For a device drawing 10µA continuously, that difference extends operational life from approximately 1.9 years on a CR2025 to 2.6 years on a CR2032. In other words, the 0.7mm delta is worth roughly nine months of additional field life at low drain rates. Furthermore, the CR2032’s larger electrode stack produces lower internal resistance — typically 15–25Ω versus 20–35Ω for the CR2025. Consequently, the CR2032 maintains higher terminal voltage under load, which is critical for RF transmission events.

Pulse Discharge Characteristics: BLE, LoRa, and NFC Transmission Events
Wireless transmission is the most demanding load condition a coin cell encounters. A BLE advertisement event draws 10–15mA for 1–3 milliseconds. Under a 15mA pulse load, the CR2032 maintains terminal voltage above 2.7V — the typical minimum for BLE SoCs such as the Nordic nRF52 series. By contrast, the CR2025 under the same condition drops to approximately 2.5–2.6V, which is within 100–200mV of the brownout threshold for many low-power microcontrollers.
Therefore, any design using peak currents above 10mA in a temperature-variable environment should default to CR2032 unless PCB thickness constraints make it impossible. Additionally, pulse performance degrades as the cell discharges — at 50% state of charge, internal resistance increases by 30–50% in both types. In turn, the CR2032’s larger electrode area partially compensates, sustaining pulse performance later into the discharge cycle.

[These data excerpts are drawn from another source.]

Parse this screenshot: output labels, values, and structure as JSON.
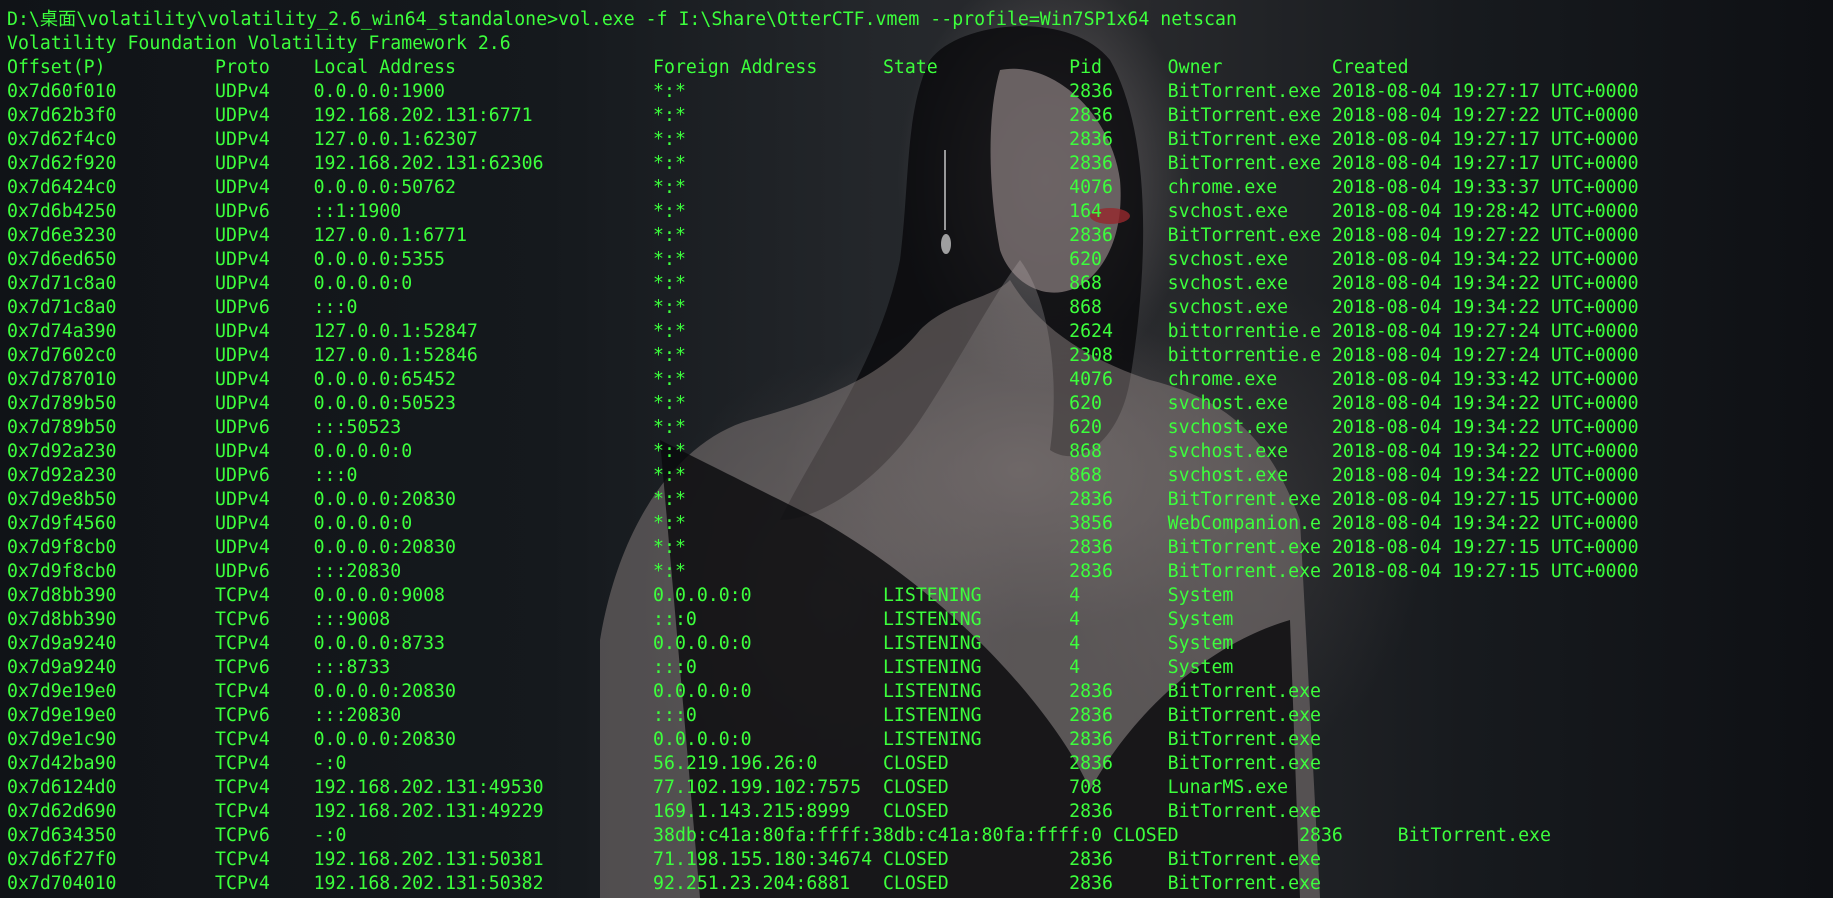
{
  "terminal": {
    "prompt_line": "D:\\桌面\\volatility\\volatility_2.6_win64_standalone>vol.exe -f I:\\Share\\OtterCTF.vmem --profile=Win7SP1x64 netscan",
    "banner_line": "Volatility Foundation Volatility Framework 2.6",
    "header_line": "Offset(P)          Proto    Local Address                  Foreign Address      State            Pid      Owner          Created",
    "rows": [
      "0x7d60f010         UDPv4    0.0.0.0:1900                   *:*                                   2836     BitTorrent.exe 2018-08-04 19:27:17 UTC+0000",
      "0x7d62b3f0         UDPv4    192.168.202.131:6771           *:*                                   2836     BitTorrent.exe 2018-08-04 19:27:22 UTC+0000",
      "0x7d62f4c0         UDPv4    127.0.0.1:62307                *:*                                   2836     BitTorrent.exe 2018-08-04 19:27:17 UTC+0000",
      "0x7d62f920         UDPv4    192.168.202.131:62306          *:*                                   2836     BitTorrent.exe 2018-08-04 19:27:17 UTC+0000",
      "0x7d6424c0         UDPv4    0.0.0.0:50762                  *:*                                   4076     chrome.exe     2018-08-04 19:33:37 UTC+0000",
      "0x7d6b4250         UDPv6    ::1:1900                       *:*                                   164      svchost.exe    2018-08-04 19:28:42 UTC+0000",
      "0x7d6e3230         UDPv4    127.0.0.1:6771                 *:*                                   2836     BitTorrent.exe 2018-08-04 19:27:22 UTC+0000",
      "0x7d6ed650         UDPv4    0.0.0.0:5355                   *:*                                   620      svchost.exe    2018-08-04 19:34:22 UTC+0000",
      "0x7d71c8a0         UDPv4    0.0.0.0:0                      *:*                                   868      svchost.exe    2018-08-04 19:34:22 UTC+0000",
      "0x7d71c8a0         UDPv6    :::0                           *:*                                   868      svchost.exe    2018-08-04 19:34:22 UTC+0000",
      "0x7d74a390         UDPv4    127.0.0.1:52847                *:*                                   2624     bittorrentie.e 2018-08-04 19:27:24 UTC+0000",
      "0x7d7602c0         UDPv4    127.0.0.1:52846                *:*                                   2308     bittorrentie.e 2018-08-04 19:27:24 UTC+0000",
      "0x7d787010         UDPv4    0.0.0.0:65452                  *:*                                   4076     chrome.exe     2018-08-04 19:33:42 UTC+0000",
      "0x7d789b50         UDPv4    0.0.0.0:50523                  *:*                                   620      svchost.exe    2018-08-04 19:34:22 UTC+0000",
      "0x7d789b50         UDPv6    :::50523                       *:*                                   620      svchost.exe    2018-08-04 19:34:22 UTC+0000",
      "0x7d92a230         UDPv4    0.0.0.0:0                      *:*                                   868      svchost.exe    2018-08-04 19:34:22 UTC+0000",
      "0x7d92a230         UDPv6    :::0                           *:*                                   868      svchost.exe    2018-08-04 19:34:22 UTC+0000",
      "0x7d9e8b50         UDPv4    0.0.0.0:20830                  *:*                                   2836     BitTorrent.exe 2018-08-04 19:27:15 UTC+0000",
      "0x7d9f4560         UDPv4    0.0.0.0:0                      *:*                                   3856     WebCompanion.e 2018-08-04 19:34:22 UTC+0000",
      "0x7d9f8cb0         UDPv4    0.0.0.0:20830                  *:*                                   2836     BitTorrent.exe 2018-08-04 19:27:15 UTC+0000",
      "0x7d9f8cb0         UDPv6    :::20830                       *:*                                   2836     BitTorrent.exe 2018-08-04 19:27:15 UTC+0000",
      "0x7d8bb390         TCPv4    0.0.0.0:9008                   0.0.0.0:0            LISTENING        4        System",
      "0x7d8bb390         TCPv6    :::9008                        :::0                 LISTENING        4        System",
      "0x7d9a9240         TCPv4    0.0.0.0:8733                   0.0.0.0:0            LISTENING        4        System",
      "0x7d9a9240         TCPv6    :::8733                        :::0                 LISTENING        4        System",
      "0x7d9e19e0         TCPv4    0.0.0.0:20830                  0.0.0.0:0            LISTENING        2836     BitTorrent.exe",
      "0x7d9e19e0         TCPv6    :::20830                       :::0                 LISTENING        2836     BitTorrent.exe",
      "0x7d9e1c90         TCPv4    0.0.0.0:20830                  0.0.0.0:0            LISTENING        2836     BitTorrent.exe",
      "0x7d42ba90         TCPv4    -:0                            56.219.196.26:0      CLOSED           2836     BitTorrent.exe",
      "0x7d6124d0         TCPv4    192.168.202.131:49530          77.102.199.102:7575  CLOSED           708      LunarMS.exe",
      "0x7d62d690         TCPv4    192.168.202.131:49229          169.1.143.215:8999   CLOSED           2836     BitTorrent.exe",
      "0x7d634350         TCPv6    -:0                            38db:c41a:80fa:ffff:38db:c41a:80fa:ffff:0 CLOSED           2836     BitTorrent.exe",
      "0x7d6f27f0         TCPv4    192.168.202.131:50381          71.198.155.180:34674 CLOSED           2836     BitTorrent.exe",
      "0x7d704010         TCPv4    192.168.202.131:50382          92.251.23.204:6881   CLOSED           2836     BitTorrent.exe"
    ]
  },
  "colors": {
    "text": "#3cff3c",
    "background": "#0b0d10"
  }
}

CR2025 vs CR2032: Application Selection Based on PCB Design Constraints
Choosing between CR2025 and CR2032 is a systems engineering decision. In addition to energy budget, PCB stack height, holder geometry, and operating environment all constrain the selection.
When to use CR2025
The CR2025 is the correct choice when total device thickness is the primary constraint and peak current remains below 5mA.

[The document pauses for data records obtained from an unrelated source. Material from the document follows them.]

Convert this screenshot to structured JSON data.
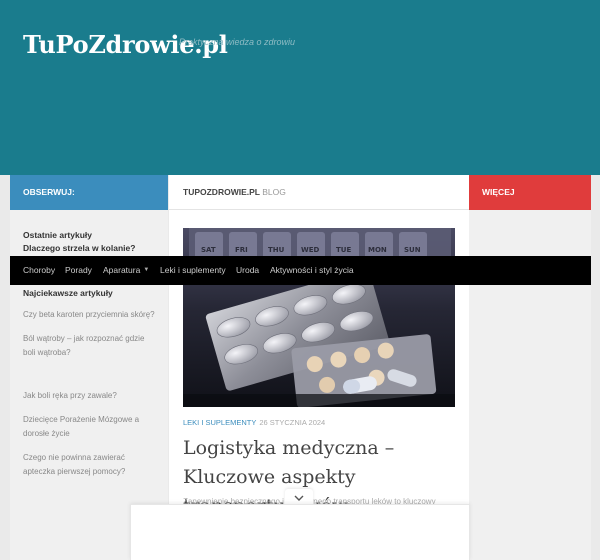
{
  "site": {
    "title": "TuPoZdrowie.pl",
    "tagline": "Praktyczna wiedza o zdrowiu"
  },
  "columns": {
    "left_title": "OBSERWUJ:",
    "middle_title": "TUPOZDROWIE.PL",
    "middle_subtitle": "BLOG",
    "right_title": "WIĘCEJ"
  },
  "nav": {
    "items": [
      {
        "label": "Choroby"
      },
      {
        "label": "Porady"
      },
      {
        "label": "Aparatura",
        "has_dropdown": true
      },
      {
        "label": "Leki i suplementy"
      },
      {
        "label": "Uroda"
      },
      {
        "label": "Aktywności i styl życia"
      }
    ]
  },
  "sidebar_left": {
    "recent_heading": "Ostatnie artykuły",
    "recent_items": [
      "Dlaczego strzela w kolanie?"
    ],
    "popular_heading": "Najciekawsze artykuły",
    "popular_items": [
      "Czy beta karoten przyciemnia skórę?",
      "Ból wątroby – jak rozpoznać gdzie boli wątroba?",
      "Jak boli ręka przy zawale?",
      "Dziecięce Porażenie Mózgowe a dorosłe życie",
      "Czego nie powinna zawierać apteczka pierwszej pomocy?"
    ]
  },
  "post": {
    "category": "LEKI I SUPLEMENTY",
    "date": "26 STYCZNIA 2024",
    "title": "Logistyka medyczna – Kluczowe aspekty transportu leków",
    "excerpt": "Zapewnienie bezpiecznego i efektywnego transportu leków to kluczowy"
  },
  "colors": {
    "header_bg": "#1a7c8d",
    "follow_bar": "#3b8dbd",
    "more_bar": "#e03c3c",
    "nav_bg": "#000000",
    "category": "#3b8dbd"
  },
  "icons": {
    "dropdown": "caret-down-icon",
    "ad_toggle": "chevron-down-icon"
  }
}
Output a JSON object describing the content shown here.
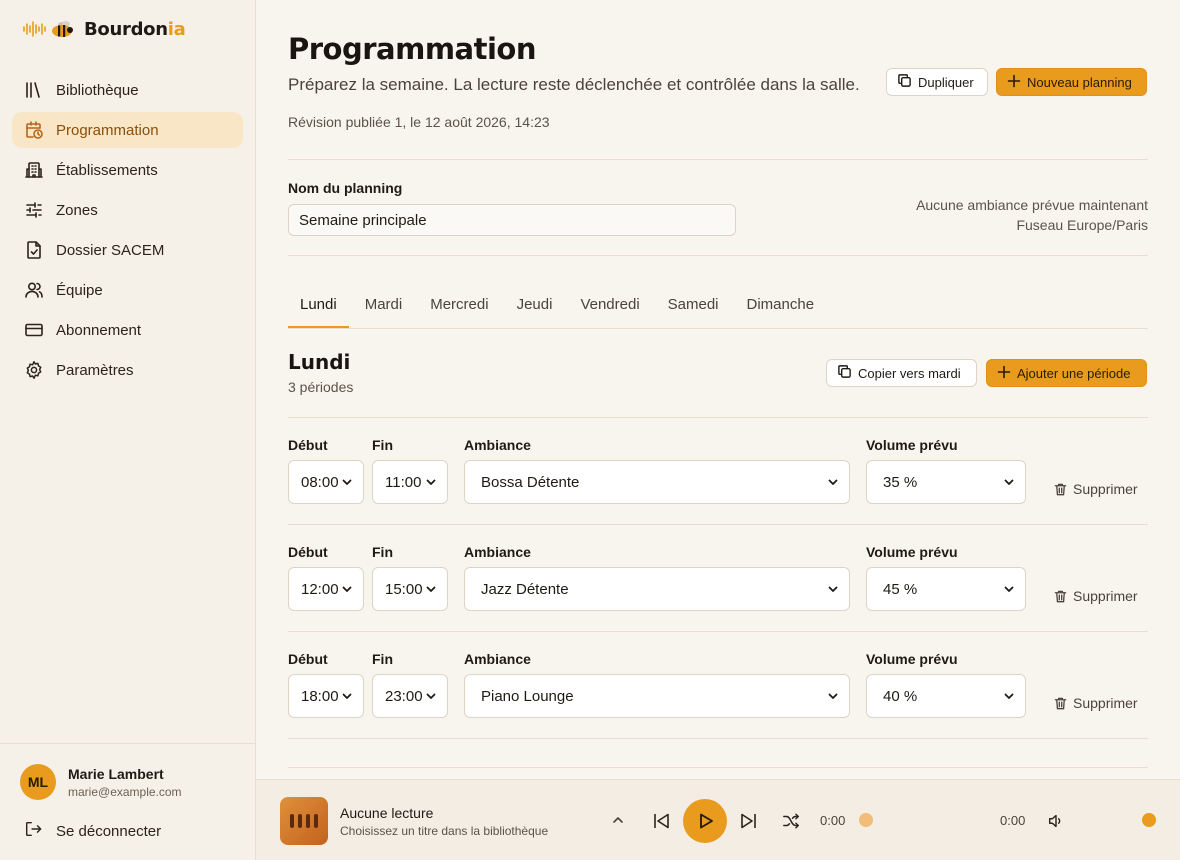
{
  "brand": {
    "name_main": "Bourdon",
    "name_accent": "ia"
  },
  "sidebar": {
    "items": [
      {
        "label": "Bibliothèque",
        "icon": "library-icon",
        "active": false
      },
      {
        "label": "Programmation",
        "icon": "calendar-clock-icon",
        "active": true
      },
      {
        "label": "Établissements",
        "icon": "building-icon",
        "active": false
      },
      {
        "label": "Zones",
        "icon": "sliders-icon",
        "active": false
      },
      {
        "label": "Dossier SACEM",
        "icon": "file-check-icon",
        "active": false
      },
      {
        "label": "Équipe",
        "icon": "users-icon",
        "active": false
      },
      {
        "label": "Abonnement",
        "icon": "credit-card-icon",
        "active": false
      },
      {
        "label": "Paramètres",
        "icon": "gear-icon",
        "active": false
      }
    ]
  },
  "user": {
    "initials": "ML",
    "name": "Marie Lambert",
    "email": "marie@example.com",
    "logout_label": "Se déconnecter"
  },
  "header": {
    "title": "Programmation",
    "subtitle": "Préparez la semaine. La lecture reste déclenchée et contrôlée dans la salle.",
    "revision": "Révision publiée 1, le 12 août 2026, 14:23",
    "duplicate_label": "Dupliquer",
    "new_label": "Nouveau planning"
  },
  "planning": {
    "name_label": "Nom du planning",
    "name_value": "Semaine principale",
    "status": "Aucune ambiance prévue maintenant",
    "timezone": "Fuseau Europe/Paris"
  },
  "tabs": [
    "Lundi",
    "Mardi",
    "Mercredi",
    "Jeudi",
    "Vendredi",
    "Samedi",
    "Dimanche"
  ],
  "active_tab": "Lundi",
  "day": {
    "title": "Lundi",
    "count": "3 périodes",
    "copy_label": "Copier vers mardi",
    "add_label": "Ajouter une période",
    "labels": {
      "start": "Début",
      "end": "Fin",
      "ambiance": "Ambiance",
      "volume": "Volume prévu",
      "delete": "Supprimer"
    },
    "periods": [
      {
        "start": "08:00",
        "end": "11:00",
        "ambiance": "Bossa Détente",
        "volume": "35 %"
      },
      {
        "start": "12:00",
        "end": "15:00",
        "ambiance": "Jazz Détente",
        "volume": "45 %"
      },
      {
        "start": "18:00",
        "end": "23:00",
        "ambiance": "Piano Lounge",
        "volume": "40 %"
      }
    ]
  },
  "player": {
    "title": "Aucune lecture",
    "subtitle": "Choisissez un titre dans la bibliothèque",
    "time_current": "0:00",
    "time_total": "0:00",
    "progress": 0,
    "volume": 1
  },
  "colors": {
    "accent": "#e89b1c",
    "active_bg": "#f8e6c6",
    "active_text": "#8a4f0c"
  }
}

Ultra-thin wearables — continuous glucose monitors, NFC-enabled patient wristbands, and skin-contact biosensors — typically target total device thickness below 6mm. In these designs, the 2.5mm CR2025 profile allows the remaining 3.5mm for PCB, encapsulation, and cover layer. Moreover, for disposable medical patches worn for 72–96 hours, 165mAh is more than sufficient at microamp-level drain. At those volumes, the CR2025’s lower per-unit cost in bulk procurement also becomes a meaningful factor in device economics.
When to use CR2032
The CR2032 is the correct choice for any device where peak current exceeds 5mA, operating temperature drops below 0°C, or service life must exceed two years without replacement.

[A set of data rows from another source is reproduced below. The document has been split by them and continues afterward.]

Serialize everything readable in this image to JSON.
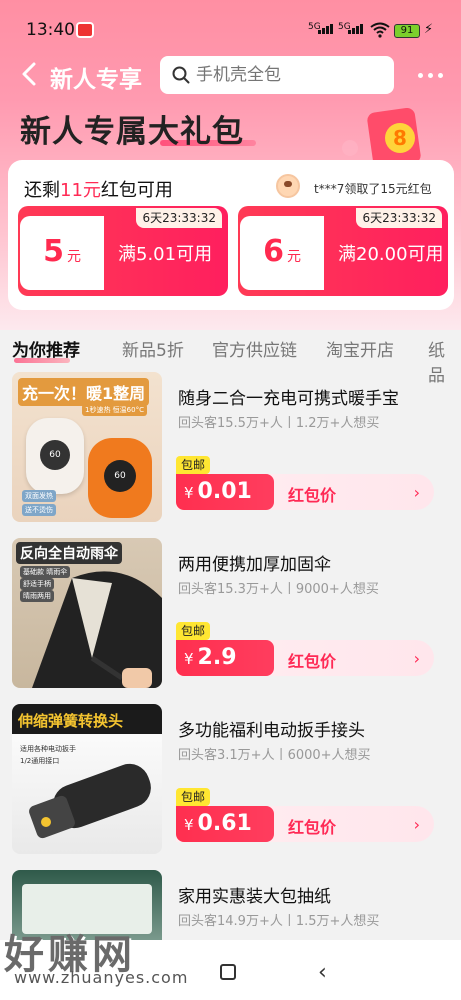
{
  "status_bar": {
    "time": "13:40",
    "net1": "5G",
    "net2": "5G",
    "battery": "91"
  },
  "nav": {
    "title": "新人专享",
    "search_placeholder": "手机壳全包"
  },
  "banner": {
    "title": "新人专属大礼包"
  },
  "coupon_card": {
    "remain_prefix": "还剩",
    "remain_amount": "11元",
    "remain_suffix": "红包可用",
    "notice": "t***7领取了15元红包",
    "coupons": [
      {
        "value": "5",
        "unit": "元",
        "condition": "满5.01可用",
        "timer": "6天23:33:32"
      },
      {
        "value": "6",
        "unit": "元",
        "condition": "满20.00可用",
        "timer": "6天23:33:32"
      }
    ]
  },
  "tabs": [
    "为你推荐",
    "新品5折",
    "官方供应链",
    "淘宝开店",
    "纸品"
  ],
  "products": [
    {
      "title": "随身二合一充电可携式暖手宝",
      "stats": "回头客15.5万+人丨1.2万+人想买",
      "tag": "包邮",
      "currency": "¥",
      "price": "0.01",
      "label": "红包价",
      "img_text": "充一次！暖1整周",
      "img_sub": "1秒速热 恒温60°C",
      "img_chips": "双面发热",
      "img_chips2": "送不烫伤",
      "img_num": "60"
    },
    {
      "title": "两用便携加厚加固伞",
      "stats": "回头客15.3万+人丨9000+人想买",
      "tag": "包邮",
      "currency": "¥",
      "price": "2.9",
      "label": "红包价",
      "img_text": "反向全自动雨伞",
      "img_chips": "基础款 晴雨伞",
      "img_chips2": "舒适手柄",
      "img_chips3": "晴雨两用"
    },
    {
      "title": "多功能福利电动扳手接头",
      "stats": "回头客3.1万+人丨6000+人想买",
      "tag": "包邮",
      "currency": "¥",
      "price": "0.61",
      "label": "红包价",
      "img_text": "伸缩弹簧转换头",
      "img_chips": "适用各种电动扳手",
      "img_chips2": "1/2通用接口"
    },
    {
      "title": "家用实惠装大包抽纸",
      "stats": "回头客14.9万+人丨1.5万+人想买"
    }
  ],
  "watermark": {
    "text": "好赚网",
    "url": "www.zhuanyes.com"
  }
}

Electronic Shelf Labels are the clearest example. A typical ESL updates its e-ink display via sub-GHz radio every few minutes, drawing 8–12mA per update event. Over a five-year deployment, both the energy budget and pulse performance requirement point unambiguously to CR2032. Similarly, smart tracking tags using BLE at 10 advertisements per second generate recurring 15mA peaks — a load profile that depletes a CR2025 in under 12 months. By contrast, a CR2032 sustains the same load for 18–24 months. Active RFID nodes and smart home sensors share the same profile: infrequent but high-peak transmission events over multi-year deployments, making CR2032 the only appropriate specification.

FAQ:Are CR2025 and CR2032 physically interchangeable in the same battery holder?
No. The 0.7mm thickness difference means a CR2025 sits loose in a CR2032 holder, producing intermittent contact under vibration. Conversely, a CR2032 will not seat in a CR2025-spec holder without mechanical interference. Therefore, the holder specification must match the cell exactly.
How does temperature affect CR2025 vs CR2032 performance differently?
Both cells use the same Li-MnO₂ chemistry, so temperature response curves are similar in shape. However, the CR2032’s lower internal resistance means a smaller absolute voltage drop under pulse load at low temperature. At −20°C, a CR2032 retains approximately 80% of rated capacity versus 75–78% for the CR2025 — a meaningful difference for cold-chain or outdoor deployments.